Dr. Robert Johnston, an eye surgeon who is chairman and president of Visual Freedom Centers, isn't exactly Nordstrom, but he is next door. He opened a center in The Mall in Columbia last month, after developing the first mall center in February at Fair Oaks Mall in Virginia.
He is betting that the barrier is not price -- Visual Freedom center charges $4,900, but has a $500-off introductory offer in Columbia -- but fear and inconvenience.
He began to put his business plan together in 1996, but it took him a while to refine it. And the malls were not exactly fighting to get him as a tenant.
"It was a less-than-warm reception, but not an outright rejection," he recalled. "It took a certain amount of sales pitch to convince them that we weren't going to gross people out."
When he was about to launch the first Visual Freedom Center in Fair Oaks, "The night before we opened, I sat the staff down and said, 'This is a big experiment.' The next day, the opening day, we had a person on his way to pick up contact lenses in the mall. He canceled the order, turned around, came into our center and scheduled the surgery. That's when I knew it was going to work."
Taking a look
Mall surgery wouldn't make sense for, say, coronary bypasses. But laser vision correction looks simpler than it sounds -- it takes less time than a haircut -- so it is generally done in picture-window surgery rooms, albeit generally in medical office buildings rather than shopping centers. To counteract fear of the surgery, the public is invited to watch as a surgeon slices a flap in the cornea, peels it back and zaps the eye with laser pulses.
One recent day in the mall, surgery drew, as it often does, a modest crowd.
"I love this. Where's the baby delivery room?" asked Bernard Margolis of South Africa.

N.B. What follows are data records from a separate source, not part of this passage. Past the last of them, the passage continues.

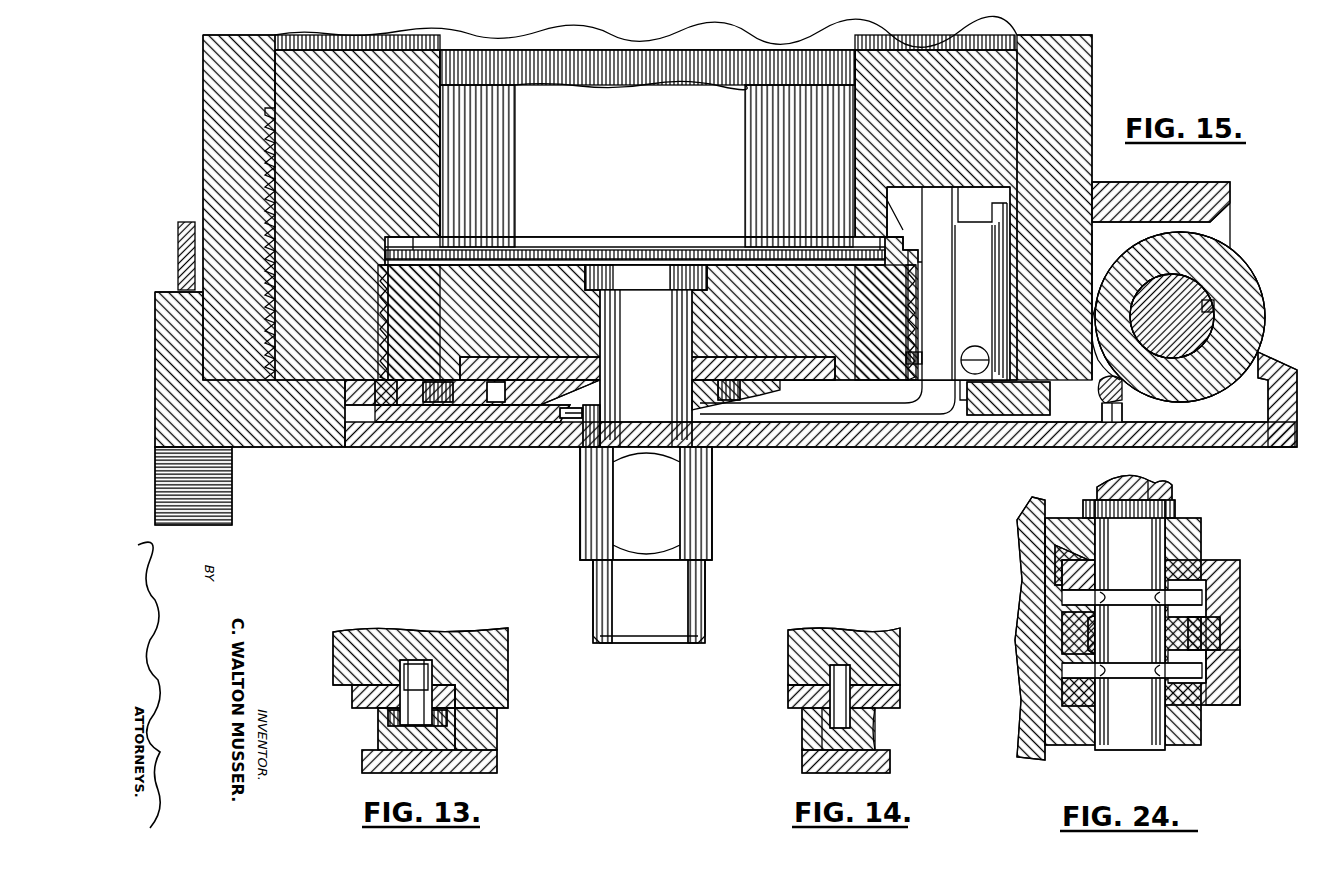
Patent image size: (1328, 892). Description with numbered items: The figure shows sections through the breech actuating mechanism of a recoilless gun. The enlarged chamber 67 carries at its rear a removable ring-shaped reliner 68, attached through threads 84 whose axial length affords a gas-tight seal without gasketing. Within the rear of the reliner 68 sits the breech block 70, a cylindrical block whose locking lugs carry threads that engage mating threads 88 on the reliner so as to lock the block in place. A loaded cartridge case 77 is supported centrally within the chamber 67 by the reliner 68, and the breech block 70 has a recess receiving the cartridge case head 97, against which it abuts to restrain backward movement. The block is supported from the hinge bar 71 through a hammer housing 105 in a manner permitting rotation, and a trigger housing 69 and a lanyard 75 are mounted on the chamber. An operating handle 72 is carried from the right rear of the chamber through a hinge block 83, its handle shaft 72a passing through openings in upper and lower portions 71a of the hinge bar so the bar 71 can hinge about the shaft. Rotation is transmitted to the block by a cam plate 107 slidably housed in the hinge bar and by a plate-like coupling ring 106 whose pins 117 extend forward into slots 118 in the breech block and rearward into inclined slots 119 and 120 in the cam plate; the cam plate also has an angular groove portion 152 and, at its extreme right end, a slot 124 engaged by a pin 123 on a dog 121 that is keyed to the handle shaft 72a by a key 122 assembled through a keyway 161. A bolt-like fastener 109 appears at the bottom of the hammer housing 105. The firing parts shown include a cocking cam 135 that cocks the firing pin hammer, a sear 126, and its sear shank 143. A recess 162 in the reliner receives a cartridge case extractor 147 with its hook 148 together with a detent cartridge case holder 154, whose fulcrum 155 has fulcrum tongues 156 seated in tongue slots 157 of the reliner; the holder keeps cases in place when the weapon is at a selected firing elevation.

In FIG. 15, the chamber 67 is at (203, 60).
In FIG. 24, the chamber 67 is at (1020, 521).
In FIG. 15, the reliner 68 is at (275, 84).
In FIG. 15, the trigger housing 69 is at (232, 476).
In FIG. 15, the breech block 70 is at (522, 272).
In FIG. 13, the breech block 70 is at (345, 642).
In FIG. 14, the breech block 70 is at (795, 642).
In FIG. 15, the hinge bar 71 is at (332, 447).
In FIG. 24, the hinge bar 71 is at (1228, 689).
In FIG. 13, the hinge bar 71 is at (372, 762).
In FIG. 14, the hinge bar 71 is at (876, 766).
In FIG. 24, the upper and lower portions of the hinge bar 71a is at (1063, 569).
In FIG. 24, the operating handle 72 is at (1095, 491).
In FIG. 15, the handle shaft 72a is at (1172, 316).
In FIG. 24, the handle shaft 72a is at (1135, 735).
In FIG. 15, the lanyard 75 is at (178, 240).
In FIG. 15, the cartridge case 77 is at (647, 143).
In FIG. 15, the hinge block 83 is at (1166, 192).
In FIG. 24, the hinge block 83 is at (1050, 598).
In FIG. 15, the threads 84 is at (270, 157).
In FIG. 15, the threads 88 is at (378, 300).
In FIG. 15, the cartridge case head 97 is at (668, 252).
In FIG. 15, the hammer housing 105 is at (605, 322).
In FIG. 15, the coupling ring 106 is at (797, 360).
In FIG. 13, the coupling ring 106 is at (352, 697).
In FIG. 14, the coupling ring 106 is at (790, 697).
In FIG. 15, the cam plate 107 is at (362, 420).
In FIG. 24, the cam plate 107 is at (1210, 597).
In FIG. 13, the cam plate 107 is at (378, 742).
In FIG. 14, the cam plate 107 is at (876, 740).
In FIG. 15, the nut 109 is at (612, 584).
In FIG. 13, the pins 117 is at (406, 674).
In FIG. 14, the pins 117 is at (838, 676).
In FIG. 13, the slots 118 is at (436, 675).
In FIG. 15, the inclined slot 119 is at (735, 378).
In FIG. 13, the inclined slot 119 is at (388, 718).
In FIG. 15, the inclined slot 120 is at (440, 382).
In FIG. 15, the dog 121 is at (1244, 285).
In FIG. 24, the dog 121 is at (1070, 626).
In FIG. 15, the key 122 is at (1202, 306).
In FIG. 24, the key 122 is at (1086, 632).
In FIG. 15, the pin 123 is at (1122, 392).
In FIG. 15, the slot 124 is at (1110, 424).
In FIG. 15, the sear 126 is at (590, 446).
In FIG. 15, the cocking cam 135 is at (446, 422).
In FIG. 15, the sear shank 143 is at (580, 430).
In FIG. 15, the cartridge case extractor 147 is at (930, 252).
In FIG. 15, the hook 148 is at (915, 245).
In FIG. 15, the angular groove portion 152 is at (770, 392).
In FIG. 15, the detent cartridge case holder 154 is at (1003, 196).
In FIG. 15, the fulcrum 155 is at (957, 404).
In FIG. 15, the fulcrum tongues 156 is at (975, 352).
In FIG. 15, the tongue slots 157 is at (906, 357).
In FIG. 24, the slot or keyway 161 is at (1093, 572).
In FIG. 15, the recess 162 is at (966, 210).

Evelyn Hauser of Owings Mills, standing with her husband to watch, is amazed the surgery is over so quickly. "Oh, my God, look -- she's done."

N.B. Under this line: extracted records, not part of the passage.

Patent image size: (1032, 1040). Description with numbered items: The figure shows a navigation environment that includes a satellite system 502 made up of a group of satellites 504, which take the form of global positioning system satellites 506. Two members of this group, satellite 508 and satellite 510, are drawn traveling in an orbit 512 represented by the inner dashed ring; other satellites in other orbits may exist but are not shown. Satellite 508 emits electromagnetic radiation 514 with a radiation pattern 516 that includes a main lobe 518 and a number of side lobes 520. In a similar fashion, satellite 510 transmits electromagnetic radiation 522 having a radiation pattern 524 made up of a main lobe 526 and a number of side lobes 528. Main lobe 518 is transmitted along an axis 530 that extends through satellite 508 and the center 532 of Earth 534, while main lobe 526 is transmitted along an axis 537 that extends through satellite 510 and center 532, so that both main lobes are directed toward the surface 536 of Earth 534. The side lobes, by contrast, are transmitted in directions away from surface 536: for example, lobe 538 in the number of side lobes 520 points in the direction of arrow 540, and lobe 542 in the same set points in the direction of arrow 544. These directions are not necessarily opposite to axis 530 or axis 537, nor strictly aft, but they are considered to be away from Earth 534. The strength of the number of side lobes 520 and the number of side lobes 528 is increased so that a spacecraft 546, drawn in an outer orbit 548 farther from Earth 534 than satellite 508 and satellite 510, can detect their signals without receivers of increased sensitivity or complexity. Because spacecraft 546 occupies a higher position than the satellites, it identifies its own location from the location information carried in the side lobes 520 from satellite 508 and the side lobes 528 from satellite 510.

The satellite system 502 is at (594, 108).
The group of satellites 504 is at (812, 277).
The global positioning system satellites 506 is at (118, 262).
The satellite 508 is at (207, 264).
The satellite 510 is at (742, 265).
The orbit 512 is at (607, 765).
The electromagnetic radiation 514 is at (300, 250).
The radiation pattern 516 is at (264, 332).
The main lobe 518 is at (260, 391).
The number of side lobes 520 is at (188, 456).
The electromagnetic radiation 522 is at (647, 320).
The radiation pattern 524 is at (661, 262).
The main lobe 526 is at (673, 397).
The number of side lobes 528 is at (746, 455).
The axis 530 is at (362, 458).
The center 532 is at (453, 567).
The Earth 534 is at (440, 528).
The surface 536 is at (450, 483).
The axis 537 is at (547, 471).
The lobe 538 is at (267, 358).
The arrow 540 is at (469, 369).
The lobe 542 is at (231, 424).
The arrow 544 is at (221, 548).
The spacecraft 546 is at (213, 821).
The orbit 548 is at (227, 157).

The patient, Connie Baron of Columbia, stands up, smiling. After a few minutes in a recovery room, she comes out into the storefront area, wearing dark glasses. Staff members hand her two wine glasses with Visual Freedom Center logos, saying, "This is your last pair of glasses."
She said she chose the center because her doctor, Dr. Jeffrey L. Wexler, practices there, and didn't mind at all having her surgery in a shopping center. In fact, she said, "I'd rather be in a setting that's more relaxed than a hospital setting."
When shoppers stop in to watch surgery, "patient information specialists" are ready with brochures and other information -- and with a quick eye test to see if the person might be a candidate for surgery.
About 40 percent of the patients in Fair Oaks -- where surgeons do 400 cases a month -- were mall walk-ins, Johnston said.
Therkelsen, the stock analyst, thinks the mall idea may grow. "This procedure has very quickly become almost a retail-oriented system. There is potential to see more of that."
Johnston conceded, "No doubt there are naysayers out there," although he said hardly anyone complains directly to him that a mall is not an appropriate setting for eye surgery. "I do acknowledge one phone call from a fellow graduate of Johns Hopkins who said I was giving Johns Hopkins a black eye."